It sounds like a plot for a Cold War thriller—training a gene to infiltrate a cell and reside there, unnoticed, until an external self-destruct signal induces it to destroy its new home.
However, this is not a Le Carré spy novel, but a piece of cutting-edge biomedical science undertaken by researchers from Te Herenga Waka—Victoria University of Wellington, and their Johns Hopkins University collaborators in the United States, that could have important applications in the treatment of cancer and other conditions.
Their paper has just been published in the journal Nature Methods.
David Ackerley, professor of biotechnology in the University’s Te Kura Mātauranga Koiora—School of Biological Sciences and leader of the New Zealand part of the study, says the agent in question is an “unassuming” bacterial enzyme called nitroreductase.
“While medical researchers usually want to focus more on ways to keep our cells alive, rather than killing them, being able to activate a genetic ‘kill switch’ that will target a precisely-defined set of cells actually has a wide range of uses.
“It can allow researchers to understand how certain cells function, by observing the effect of removing them from a model system, or screening for drugs that favour the regeneration and regrowth of those cells.
“A reliable ‘kill switch’ also enables doctors to trial otherwise risky new therapies, like engineering bone marrow or blood cells to protect vulnerable patients against a wide range of diseases.”
The need for this was illustrated by a gene therapy-trial in the early 2000s, which showed much promise for curing “bubble-baby disease”, where babies with immunodeficiency disorders must otherwise be raised in entirely sterile conditions, Professor Ackerley says.
“While some patients were completely cured by the gene therapy, unfortunately it caused leukaemia in others.
“Had the delivered genes included a safe and reliable ‘kill switch’, doctors would have been able to immediately eliminate any cancerous cells that had arisen.
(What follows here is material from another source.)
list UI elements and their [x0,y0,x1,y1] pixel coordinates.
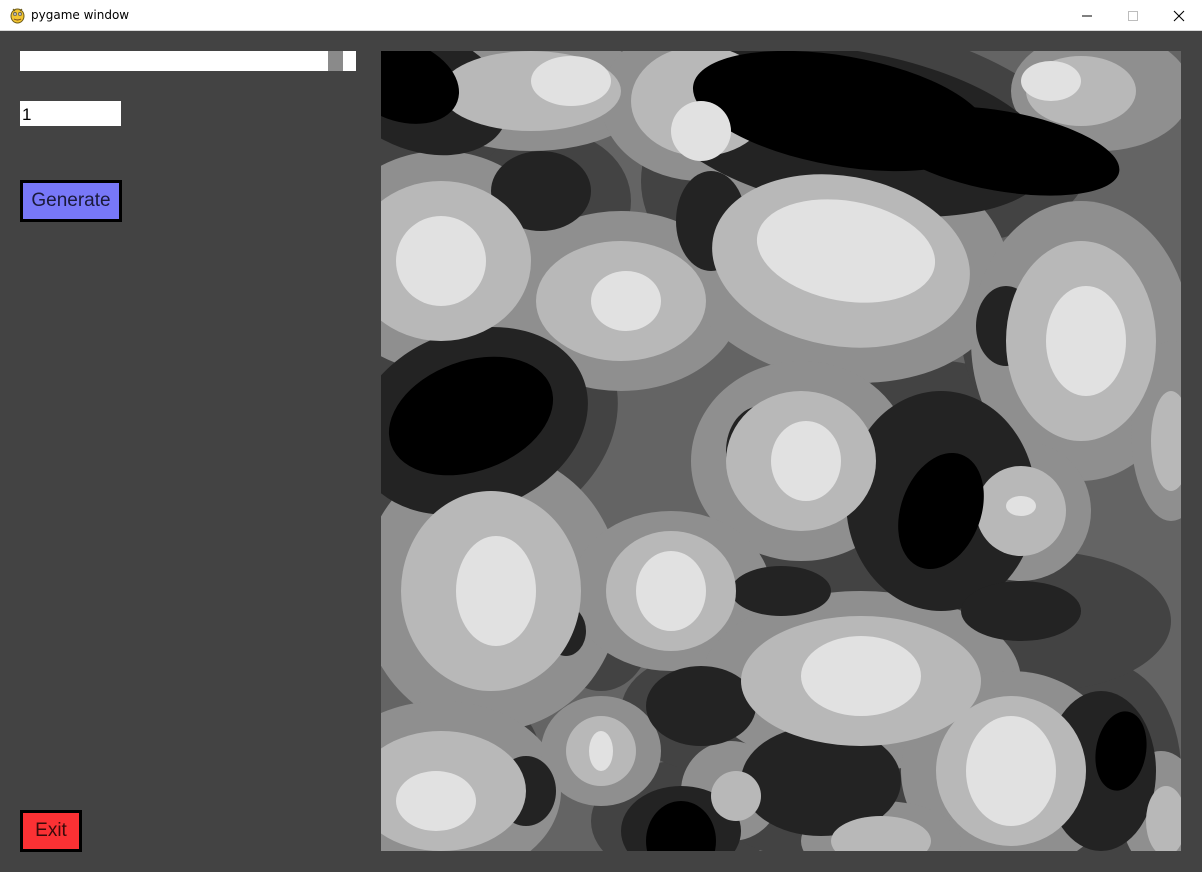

However, ensuring both safety and reliability is a scientific challenge.”
Co-leader of the study Professor Jeff Mumm, from the Wilmer Eye Institute at Johns Hopkins University, envisaged an elegant solution—a gene that encodes an enzyme able to activate an artificial drug from a non-toxic to a toxic form.
“That way, the gene would be completely inert in any natural context, and a scientist or doctor could have total control over silencing cells containing that gene, by choosing when to administer the drug.”
Professor Mumm’s preferred drug was metronidazole—a common antibiotic known to be safe in patients, but able to be converted by certain enzymes to a toxic form that is 100 percent-contained by the activating cell, Professor Ackerley says.
“That property enables very clean elimination of target cells, without harm to neighbouring non-target cells. But Jeff’s problem was that because metronidazole is a very artificial drug, nature has never evolved specific enzymes to be good at activating it.
“Our microbial biotechnology team has a lot of experience engineering enzymes to activate drugs like metronidazole and so we stepped in to help.”
Lead researcher and Te Herenga Waka postdoctoral fellow Dr Abby Sharrock, and key team member and University research fellow Dr Elsie Williams studied a family of related enzymes that were promising but inefficient with metronidazole, and proposed two changes they might be able to make to substantially boost this activity.
Professor Ackerley says the result is an enzyme able to kill cells at 100-fold lower doses of metronidazole, “opening the way to many different research and medical applications not previously possible”.
“Although our paper has only just been published, dozens of research teams from around the world have already requested the gene encoding the team’s engineered enzyme.
“We are optimistic that our enhanced enzyme will spur breakthroughs in treatment of a wide-range of disorders, including various cancers and degenerative conditions.”